C'est là qu'avait été conduit Camarena, agent de la DEA, après son enlèvement par des hommes à la solde du puissant cartel.
Jaramillo était alors membre des services de renseignements mexicains. Il assure que l'agent de la DEA ne présentait aucune trace de violence ni de torture lorsqu'il l'a vu pour la dernière fois. "J'ai vu qu'ils l'ont emmené vivant dans la voiture. Ma participation s'arrête là", se défend-il.
On devait retrouver le cadavre de cet agent un mois plus tard, le long d'une route. L'ancien Marine avait été battu à mort et torturé, sans doute en représailles à une importante saisie de marijuana.
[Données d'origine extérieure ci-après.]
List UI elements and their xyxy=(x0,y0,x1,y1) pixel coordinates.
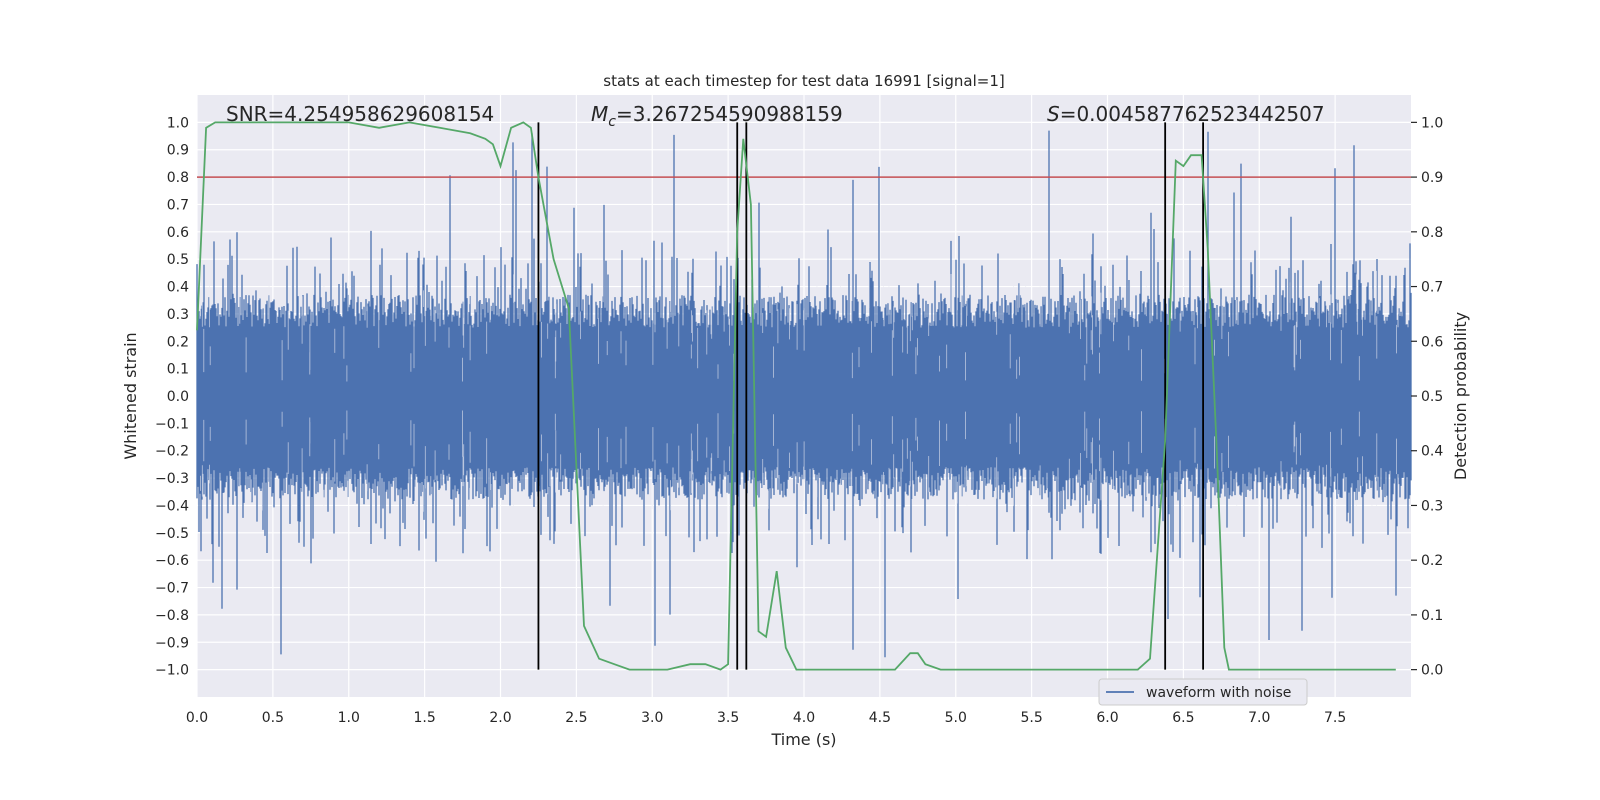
x-tick-label: 5.5 xyxy=(1020,710,1042,726)
s-symbol: S xyxy=(1047,102,1060,126)
chirp-mass-annotation: Mc=3.267254590988159 xyxy=(591,102,843,130)
y2-tick-label: 0.6 xyxy=(1421,334,1443,350)
y2-tick-label: 0.7 xyxy=(1421,280,1443,296)
chirp-mass-value: =3.267254590988159 xyxy=(616,102,843,126)
y-tick-label: 0.5 xyxy=(167,252,189,268)
event-lines xyxy=(537,122,1205,670)
y-tick-label: −0.7 xyxy=(155,581,189,597)
x-tick-label: 4.5 xyxy=(869,710,891,726)
y-tick-label: 0.6 xyxy=(167,225,189,241)
x-tick-label: 0.0 xyxy=(186,710,208,726)
x-tick-label: 3.0 xyxy=(641,710,663,726)
x-tick-label: 3.5 xyxy=(717,710,739,726)
x-tick-label: 6.0 xyxy=(1096,710,1118,726)
y-tick-label: 0.1 xyxy=(167,362,189,378)
y-tick-label: −0.1 xyxy=(155,416,189,432)
detection-probability-line xyxy=(196,121,1396,671)
y2-tick-label: 0.9 xyxy=(1421,170,1443,186)
y-tick-label: −0.6 xyxy=(155,553,189,569)
chirp-mass-symbol: M xyxy=(591,102,608,126)
y2-tick-label: 0.4 xyxy=(1421,444,1443,460)
y-tick-label: 0.8 xyxy=(167,170,189,186)
y-tick-label: 0.9 xyxy=(167,143,189,159)
legend: waveform with noise xyxy=(1098,678,1308,706)
x-tick-label: 7.5 xyxy=(1324,710,1346,726)
y-tick-label: 1.0 xyxy=(167,115,189,131)
y-tick-label: −0.2 xyxy=(155,444,189,460)
legend-label: waveform with noise xyxy=(1146,685,1291,701)
y-tick-label: −0.5 xyxy=(155,526,189,542)
x-tick-label: 1.0 xyxy=(338,710,360,726)
x-axis-label: Time (s) xyxy=(770,730,836,749)
x-tick-label: 6.5 xyxy=(1172,710,1194,726)
s-annotation: S=0.004587762523442507 xyxy=(1047,102,1325,126)
y2-axis-ticks: 1.0 0.9 0.8 0.7 0.6 0.5 0.4 0.3 0.2 0.1 0.0 xyxy=(1411,115,1443,679)
x-tick-label: 1.5 xyxy=(413,710,435,726)
y2-tick-label: 0.8 xyxy=(1421,225,1443,241)
y2-tick-label: 0.1 xyxy=(1421,608,1443,624)
y2-tick-label: 0.5 xyxy=(1421,389,1443,405)
y-tick-label: −0.3 xyxy=(155,471,189,487)
y-tick-label: −1.0 xyxy=(155,663,189,679)
chirp-mass-subscript: c xyxy=(608,114,616,130)
y2-tick-label: 0.2 xyxy=(1421,553,1443,569)
y-tick-label: 0.7 xyxy=(167,197,189,213)
x-axis-ticks: 0.0 0.5 1.0 1.5 2.0 2.5 3.0 3.5 4.0 4.5 5.0 5.5 6.0 6… xyxy=(186,710,1346,726)
x-tick-label: 5.0 xyxy=(945,710,967,726)
strain-waveform xyxy=(196,130,1412,658)
legend-box xyxy=(1098,678,1308,706)
x-tick-label: 7.0 xyxy=(1248,710,1270,726)
y2-tick-label: 0.0 xyxy=(1421,663,1443,679)
x-tick-label: 0.5 xyxy=(262,710,284,726)
y-axis-ticks: 1.0 0.9 0.8 0.7 0.6 0.5 0.4 0.3 0.2 0.1 0.0 −0.1 −0.… xyxy=(155,115,189,678)
y-axis-label: Whitened strain xyxy=(121,332,140,459)
y-tick-label: 0.3 xyxy=(167,307,189,323)
y-tick-label: −0.8 xyxy=(155,608,189,624)
y-tick-label: 0.4 xyxy=(167,280,189,296)
y-tick-label: −0.9 xyxy=(155,635,189,651)
x-tick-label: 4.0 xyxy=(793,710,815,726)
y-tick-label: 0.0 xyxy=(167,389,189,405)
y-tick-label: 0.2 xyxy=(167,334,189,350)
y2-axis-label: Detection probability xyxy=(1451,312,1470,480)
y2-tick-label: 0.3 xyxy=(1421,498,1443,514)
s-value: =0.004587762523442507 xyxy=(1060,102,1325,126)
strain-gaps xyxy=(200,260,1399,531)
snr-annotation: SNR=4.254958629608154 xyxy=(226,102,494,126)
x-tick-label: 2.5 xyxy=(565,710,587,726)
y-tick-label: −0.4 xyxy=(155,498,189,514)
x-tick-label: 2.0 xyxy=(489,710,511,726)
y2-tick-label: 1.0 xyxy=(1421,115,1443,131)
chart-title: stats at each timestep for test data 169… xyxy=(603,72,1004,90)
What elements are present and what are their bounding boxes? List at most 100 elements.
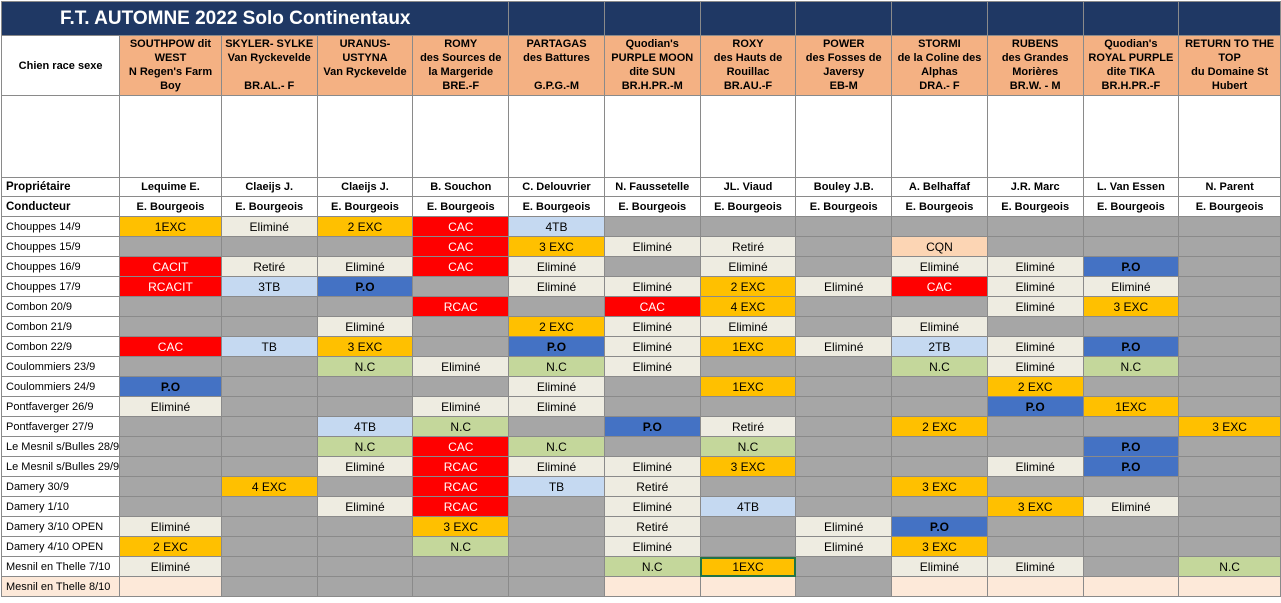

Selon le FBI (police fédérale américaine) citant un rapport de la DEA, la police judiciaire mexicaine a nettoyé la scène de crime et les murs de la maison ont été repeints.
Caro Quintero et les deux autres chefs du cartel de Guadalajara seront finalement capturés et emprisonnés.
En 2013, Caro Quintero a été libéré pour erreur de procédure, ce qui a mis en colère la DEA. Des mandats d'arrêt ont été émis à son encontre mais il est désormais introuvable.
"Je ne crois pas que je vais continuer à peindre l'Oncle Sam", confie Jaramillo, qui veut désormais monter un atelier avec ses anciens élèves, donc "beaucoup, comme (lui), sont libres à présent".